Sheila is a long-time member and past board member of FRWRC. She was the first chairman of our Spotlight on Women, our annual event honoring local women for their contributions to the community and was a long time reviewer of our monthly book donations to Samuels Public Library. In addition to all these things she is a gourmet cook who has fed and continues to feed us all in both food and spirit. As a poet and gifted writer, Sheila speaks directly to our hearts. She is an inspiration. Thank you Sheila!
I HAVE TO WIPE THE CRYING FROM MY EYES
by Sheila Lamonz, June 2020
I HAVE TO WIPE THE CRYING FROM MY EYES
It was a crisp morning, brightly emboldened by cypress and oak.
Her feet touched this soil for the first time, this land of freedom.
But, for Angela, it was the antithesis,
Captured, bruised, driven from solace,
The taste of sweetness lingering on her lips no more.
A reality of enslavement ripping through her chest,
Encapsulating fear, despair, an uncompromising death.
The cadence of life surged forth, while gaining strength of body, heart, spirit,
Never yielding to the crack of the whip or the wailing of forced entry.
This Angolan treasure persevered and rose up from the depths,
The pride and dignity embodied at youth embellishing
Then, on a crisp morning, draped by cypress and oak,
She surrendered to the land, now free,
Never to wipe the crying from her eyes again.
…..1955, Mississippi; Buffalo, NY
He was a mere child of fourteen,
A northern boy of color, cocky, carefree.
Thrust into the murky waters where Crow was supreme.
Voices of hatred, ignorance
Gathered him up
Eviscerating the body, desecrating the soul.
Hence, a mother who literally exposed this outrage to the world,
Would be forever stained with the crying from her eyes.
Young, away from home for the first time...naive, dark-hued,
A freshman in college living a dream as the second in line,
Sent off with pride and an innate sense of integrity.
Luncheon with friends at a Woolworth counter
All served but one.
She did not understand but they did, her white cohorts.
They took her by the arm, lifted her up,
With a spirit of humanity she would never forget.
En masse, they shed that place,
Harnessed with a hope that would reign forever,
And a comfort to the tears in her eyes.
…..1999 to the present
Bronx, NY: Forty-one shots rang through the air,
Nineteen met their mark.
Dark uniforms surrounded the stilled target,
Diallo, Guinean, one more lost.
DONTRE JOHN EZELL ERIC MICHAEL TANISHA AKAI TAMIR JERAME ALMAUD
and, now, GEORGE.
A few among scores.
Some, perhaps, not having lived stellar lives, whatever that is,
But gone before they had the chance to change; and, more importantly, to live.
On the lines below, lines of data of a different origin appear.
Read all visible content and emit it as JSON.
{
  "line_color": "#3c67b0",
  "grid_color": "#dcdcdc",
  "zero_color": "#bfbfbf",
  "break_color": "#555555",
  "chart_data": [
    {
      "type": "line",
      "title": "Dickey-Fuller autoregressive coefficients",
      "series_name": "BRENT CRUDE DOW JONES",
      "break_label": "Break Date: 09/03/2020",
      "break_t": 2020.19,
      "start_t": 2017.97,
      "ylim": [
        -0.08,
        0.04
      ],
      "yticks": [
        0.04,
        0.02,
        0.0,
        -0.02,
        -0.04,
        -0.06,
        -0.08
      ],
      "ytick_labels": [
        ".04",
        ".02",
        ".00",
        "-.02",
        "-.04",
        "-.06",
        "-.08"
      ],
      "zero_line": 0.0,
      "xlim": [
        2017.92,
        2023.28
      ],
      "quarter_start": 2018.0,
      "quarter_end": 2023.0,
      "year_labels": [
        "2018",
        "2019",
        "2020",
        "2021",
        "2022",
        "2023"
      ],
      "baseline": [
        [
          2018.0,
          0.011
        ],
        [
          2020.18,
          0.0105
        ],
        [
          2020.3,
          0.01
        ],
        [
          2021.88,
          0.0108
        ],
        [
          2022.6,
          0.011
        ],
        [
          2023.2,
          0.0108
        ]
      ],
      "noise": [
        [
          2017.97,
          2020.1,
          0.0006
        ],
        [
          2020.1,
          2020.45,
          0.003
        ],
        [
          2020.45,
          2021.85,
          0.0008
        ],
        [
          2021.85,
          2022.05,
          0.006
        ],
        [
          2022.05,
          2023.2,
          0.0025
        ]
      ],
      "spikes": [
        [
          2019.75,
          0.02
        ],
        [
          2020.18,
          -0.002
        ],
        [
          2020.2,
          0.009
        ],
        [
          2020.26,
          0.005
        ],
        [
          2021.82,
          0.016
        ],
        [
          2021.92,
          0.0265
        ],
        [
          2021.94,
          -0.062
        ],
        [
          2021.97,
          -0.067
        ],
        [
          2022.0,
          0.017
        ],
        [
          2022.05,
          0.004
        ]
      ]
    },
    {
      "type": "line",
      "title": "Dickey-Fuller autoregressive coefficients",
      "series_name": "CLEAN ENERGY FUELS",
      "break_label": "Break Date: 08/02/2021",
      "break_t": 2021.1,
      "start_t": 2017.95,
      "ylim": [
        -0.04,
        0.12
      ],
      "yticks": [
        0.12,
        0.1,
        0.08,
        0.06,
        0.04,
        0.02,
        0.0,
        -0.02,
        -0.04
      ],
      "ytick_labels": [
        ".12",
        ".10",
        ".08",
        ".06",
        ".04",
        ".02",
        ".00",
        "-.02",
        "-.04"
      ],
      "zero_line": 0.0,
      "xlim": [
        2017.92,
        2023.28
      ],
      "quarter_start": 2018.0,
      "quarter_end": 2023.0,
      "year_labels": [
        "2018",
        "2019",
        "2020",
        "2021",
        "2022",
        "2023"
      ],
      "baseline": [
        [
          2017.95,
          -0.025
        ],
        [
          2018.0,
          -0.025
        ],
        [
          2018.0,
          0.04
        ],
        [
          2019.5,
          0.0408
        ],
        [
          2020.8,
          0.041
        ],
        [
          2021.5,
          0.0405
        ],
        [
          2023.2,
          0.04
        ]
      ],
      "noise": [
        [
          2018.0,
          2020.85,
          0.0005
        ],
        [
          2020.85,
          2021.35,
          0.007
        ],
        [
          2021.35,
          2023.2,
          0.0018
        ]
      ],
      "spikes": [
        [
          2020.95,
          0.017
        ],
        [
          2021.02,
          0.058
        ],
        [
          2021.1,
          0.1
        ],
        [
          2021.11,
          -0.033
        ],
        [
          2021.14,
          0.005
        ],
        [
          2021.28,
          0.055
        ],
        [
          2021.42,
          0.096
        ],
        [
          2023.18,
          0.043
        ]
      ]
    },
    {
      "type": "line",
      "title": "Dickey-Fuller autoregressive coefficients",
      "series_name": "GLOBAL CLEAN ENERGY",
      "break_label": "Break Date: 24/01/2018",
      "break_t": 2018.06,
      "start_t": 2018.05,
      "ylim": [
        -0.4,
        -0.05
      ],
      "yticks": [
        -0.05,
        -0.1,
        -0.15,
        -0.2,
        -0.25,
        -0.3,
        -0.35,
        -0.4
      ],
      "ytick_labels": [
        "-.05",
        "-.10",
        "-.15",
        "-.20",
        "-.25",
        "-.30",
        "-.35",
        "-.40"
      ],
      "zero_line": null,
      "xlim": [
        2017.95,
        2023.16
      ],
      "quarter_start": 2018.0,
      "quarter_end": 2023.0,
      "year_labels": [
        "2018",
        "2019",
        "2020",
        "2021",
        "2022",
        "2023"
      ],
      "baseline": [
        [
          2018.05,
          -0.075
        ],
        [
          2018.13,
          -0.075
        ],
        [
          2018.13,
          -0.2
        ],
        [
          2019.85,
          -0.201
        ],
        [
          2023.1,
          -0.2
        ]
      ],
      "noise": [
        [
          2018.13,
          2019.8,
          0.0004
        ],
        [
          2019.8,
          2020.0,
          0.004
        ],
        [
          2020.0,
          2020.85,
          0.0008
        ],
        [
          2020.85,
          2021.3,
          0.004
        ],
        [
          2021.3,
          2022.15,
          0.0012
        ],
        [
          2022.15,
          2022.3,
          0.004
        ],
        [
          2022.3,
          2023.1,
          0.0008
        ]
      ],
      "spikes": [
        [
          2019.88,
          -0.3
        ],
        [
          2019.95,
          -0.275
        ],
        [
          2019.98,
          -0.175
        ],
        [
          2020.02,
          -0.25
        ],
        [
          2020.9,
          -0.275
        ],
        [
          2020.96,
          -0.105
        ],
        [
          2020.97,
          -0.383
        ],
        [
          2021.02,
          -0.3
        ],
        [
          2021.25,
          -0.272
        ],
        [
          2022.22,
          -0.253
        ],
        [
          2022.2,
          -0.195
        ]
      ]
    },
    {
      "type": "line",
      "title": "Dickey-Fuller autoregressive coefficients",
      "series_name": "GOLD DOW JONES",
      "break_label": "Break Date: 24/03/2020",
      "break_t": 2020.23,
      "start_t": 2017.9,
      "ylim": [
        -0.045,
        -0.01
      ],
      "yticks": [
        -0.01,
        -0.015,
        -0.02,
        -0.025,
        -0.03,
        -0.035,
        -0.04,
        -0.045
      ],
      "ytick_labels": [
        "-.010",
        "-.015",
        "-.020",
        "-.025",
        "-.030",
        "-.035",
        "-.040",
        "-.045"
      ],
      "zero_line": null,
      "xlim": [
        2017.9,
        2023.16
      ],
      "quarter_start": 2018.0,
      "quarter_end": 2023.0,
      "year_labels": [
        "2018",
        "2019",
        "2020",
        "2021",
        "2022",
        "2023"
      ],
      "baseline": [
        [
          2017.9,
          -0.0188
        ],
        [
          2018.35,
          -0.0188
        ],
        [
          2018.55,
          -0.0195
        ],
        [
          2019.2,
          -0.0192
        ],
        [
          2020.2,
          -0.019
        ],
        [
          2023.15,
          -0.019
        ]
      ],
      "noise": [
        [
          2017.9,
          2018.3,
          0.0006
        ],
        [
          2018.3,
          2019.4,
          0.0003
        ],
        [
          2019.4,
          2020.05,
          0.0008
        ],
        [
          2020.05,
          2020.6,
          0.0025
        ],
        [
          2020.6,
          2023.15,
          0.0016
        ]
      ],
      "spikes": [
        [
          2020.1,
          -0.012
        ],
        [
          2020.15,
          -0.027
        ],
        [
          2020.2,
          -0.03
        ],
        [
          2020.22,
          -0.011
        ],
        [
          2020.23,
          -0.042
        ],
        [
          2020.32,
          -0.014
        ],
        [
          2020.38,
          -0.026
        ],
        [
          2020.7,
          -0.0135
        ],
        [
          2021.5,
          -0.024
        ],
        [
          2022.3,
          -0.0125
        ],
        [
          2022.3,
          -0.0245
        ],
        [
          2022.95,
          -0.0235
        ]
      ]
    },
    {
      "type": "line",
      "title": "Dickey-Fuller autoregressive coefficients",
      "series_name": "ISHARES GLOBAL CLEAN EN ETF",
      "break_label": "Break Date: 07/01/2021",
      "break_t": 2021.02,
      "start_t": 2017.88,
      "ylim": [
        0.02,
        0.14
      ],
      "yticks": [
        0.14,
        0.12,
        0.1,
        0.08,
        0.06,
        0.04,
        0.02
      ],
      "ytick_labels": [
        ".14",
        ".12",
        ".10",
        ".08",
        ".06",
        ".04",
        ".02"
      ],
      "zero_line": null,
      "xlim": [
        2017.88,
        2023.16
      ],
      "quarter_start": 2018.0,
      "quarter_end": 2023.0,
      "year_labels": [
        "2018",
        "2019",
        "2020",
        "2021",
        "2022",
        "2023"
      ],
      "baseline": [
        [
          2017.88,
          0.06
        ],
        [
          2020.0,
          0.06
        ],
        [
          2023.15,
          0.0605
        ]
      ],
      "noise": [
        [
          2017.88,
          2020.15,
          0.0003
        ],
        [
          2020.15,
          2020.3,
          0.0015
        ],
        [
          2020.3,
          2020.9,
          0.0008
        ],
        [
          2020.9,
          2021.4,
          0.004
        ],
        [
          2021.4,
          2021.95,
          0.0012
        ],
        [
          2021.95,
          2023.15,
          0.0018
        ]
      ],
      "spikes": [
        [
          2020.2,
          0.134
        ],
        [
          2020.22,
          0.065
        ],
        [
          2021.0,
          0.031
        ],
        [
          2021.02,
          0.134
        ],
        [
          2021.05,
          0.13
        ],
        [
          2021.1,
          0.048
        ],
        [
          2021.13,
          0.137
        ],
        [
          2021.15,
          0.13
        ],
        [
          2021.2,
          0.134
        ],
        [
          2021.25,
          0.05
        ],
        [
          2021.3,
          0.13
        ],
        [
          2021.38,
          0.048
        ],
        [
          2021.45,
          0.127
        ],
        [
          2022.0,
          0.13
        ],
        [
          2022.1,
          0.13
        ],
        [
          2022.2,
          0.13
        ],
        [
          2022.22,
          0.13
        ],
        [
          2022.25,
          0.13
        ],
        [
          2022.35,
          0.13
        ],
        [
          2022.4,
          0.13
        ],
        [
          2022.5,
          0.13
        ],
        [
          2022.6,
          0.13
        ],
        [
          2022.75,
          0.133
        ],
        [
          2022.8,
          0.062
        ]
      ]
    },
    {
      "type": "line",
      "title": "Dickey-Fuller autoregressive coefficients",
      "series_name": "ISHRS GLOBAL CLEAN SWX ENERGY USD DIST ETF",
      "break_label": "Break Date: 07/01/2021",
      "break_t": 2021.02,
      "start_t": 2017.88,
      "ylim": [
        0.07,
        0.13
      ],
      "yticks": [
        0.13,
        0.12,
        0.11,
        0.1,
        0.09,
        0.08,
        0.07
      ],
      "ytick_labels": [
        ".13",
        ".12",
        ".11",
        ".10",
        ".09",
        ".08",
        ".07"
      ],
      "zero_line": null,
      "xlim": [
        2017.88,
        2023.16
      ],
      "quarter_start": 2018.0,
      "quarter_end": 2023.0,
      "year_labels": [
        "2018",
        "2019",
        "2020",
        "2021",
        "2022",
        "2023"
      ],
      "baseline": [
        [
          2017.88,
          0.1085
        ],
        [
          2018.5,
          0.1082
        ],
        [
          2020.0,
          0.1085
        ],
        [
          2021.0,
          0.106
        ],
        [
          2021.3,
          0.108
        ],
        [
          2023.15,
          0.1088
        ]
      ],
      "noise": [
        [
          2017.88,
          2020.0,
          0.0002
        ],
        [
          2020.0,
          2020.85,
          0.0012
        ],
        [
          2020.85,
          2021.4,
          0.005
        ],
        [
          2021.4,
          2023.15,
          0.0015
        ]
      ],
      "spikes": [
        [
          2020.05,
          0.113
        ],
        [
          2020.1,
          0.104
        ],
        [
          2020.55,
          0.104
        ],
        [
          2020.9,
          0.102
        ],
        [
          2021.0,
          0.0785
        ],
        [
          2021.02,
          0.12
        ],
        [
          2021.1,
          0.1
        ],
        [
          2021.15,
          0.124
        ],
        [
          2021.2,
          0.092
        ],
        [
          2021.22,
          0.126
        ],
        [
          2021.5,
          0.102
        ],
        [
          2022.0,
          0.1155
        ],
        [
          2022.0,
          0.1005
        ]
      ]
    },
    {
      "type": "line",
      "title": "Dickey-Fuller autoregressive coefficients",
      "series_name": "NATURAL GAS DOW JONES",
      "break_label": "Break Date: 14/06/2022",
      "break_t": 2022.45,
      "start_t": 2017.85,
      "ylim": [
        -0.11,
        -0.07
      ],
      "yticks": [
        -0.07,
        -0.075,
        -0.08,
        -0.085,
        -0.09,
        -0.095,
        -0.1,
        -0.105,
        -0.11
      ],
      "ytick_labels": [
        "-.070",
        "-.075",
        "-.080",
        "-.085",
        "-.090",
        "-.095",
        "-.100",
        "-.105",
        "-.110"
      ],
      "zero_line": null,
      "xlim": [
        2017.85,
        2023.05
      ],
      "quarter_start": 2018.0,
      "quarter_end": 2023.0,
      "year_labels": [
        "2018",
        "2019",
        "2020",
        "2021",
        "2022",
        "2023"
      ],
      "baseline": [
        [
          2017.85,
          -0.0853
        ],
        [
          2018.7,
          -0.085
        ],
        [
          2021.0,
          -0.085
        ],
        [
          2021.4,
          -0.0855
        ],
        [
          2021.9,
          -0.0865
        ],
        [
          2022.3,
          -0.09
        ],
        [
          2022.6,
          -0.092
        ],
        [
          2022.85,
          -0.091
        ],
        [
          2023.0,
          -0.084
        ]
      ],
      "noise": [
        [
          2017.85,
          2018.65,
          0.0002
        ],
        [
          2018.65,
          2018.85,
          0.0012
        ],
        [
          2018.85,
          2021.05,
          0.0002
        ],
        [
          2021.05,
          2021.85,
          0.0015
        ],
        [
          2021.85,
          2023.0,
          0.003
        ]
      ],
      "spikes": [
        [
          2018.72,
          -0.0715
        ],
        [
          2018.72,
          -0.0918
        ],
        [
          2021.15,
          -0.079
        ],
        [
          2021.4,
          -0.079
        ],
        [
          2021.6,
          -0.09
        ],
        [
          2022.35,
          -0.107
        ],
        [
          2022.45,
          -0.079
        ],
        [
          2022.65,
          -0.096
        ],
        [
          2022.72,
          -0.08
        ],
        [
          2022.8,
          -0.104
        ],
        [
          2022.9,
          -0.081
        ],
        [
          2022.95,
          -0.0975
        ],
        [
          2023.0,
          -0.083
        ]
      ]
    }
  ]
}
Vanished by vicissitudes that emerged from the darkness,
A handful of garbed impersonators who should have been shields.
When do we say ENOUGH?
The miracle of life commences in a purity that evokes overwhelming joy,
Ripening the senses as never before.
Somehow, this stunning episode turns upside down,
Revealing an ignorance, fear,
Eradicating the innocence of creation.
Sadly, probity is fleeting,
Becoming tainted, perhaps irretrievable.
Yet, even with hesitant aspiration,
Goodness can be birthed again.
Perceptions discarded, allowing us to walk in the light, once more.
Hand in hand; heart to soul.
Seeking kindness, like flowing water on a lazy summer day.
Comforting, mesmerizing, effortless, soothing, clear, colorless,
Satisfying subtleties that are enveloped by all who partake.
Bringing forth a smile,
Internalizing its strength through gentleness.
Thus, becoming healing waters,
As only kindness can do.
Some will not want to inhale the vapors; many will...many have!
Yet, we must steady the course...a greater journey hath no man.
Salvation will only come through hope, love.
Given the power to feel the warmth of goodness,
To stride in the sunshine while embracing each other.
To diminish grief, allowing anguish to become stagnant,
Striving to hold each other up as we traverse this land.
That is hope! That is love!
We can do it...collectively, we must do it.
For then, and only then, shall we wipe the crying from our eyes!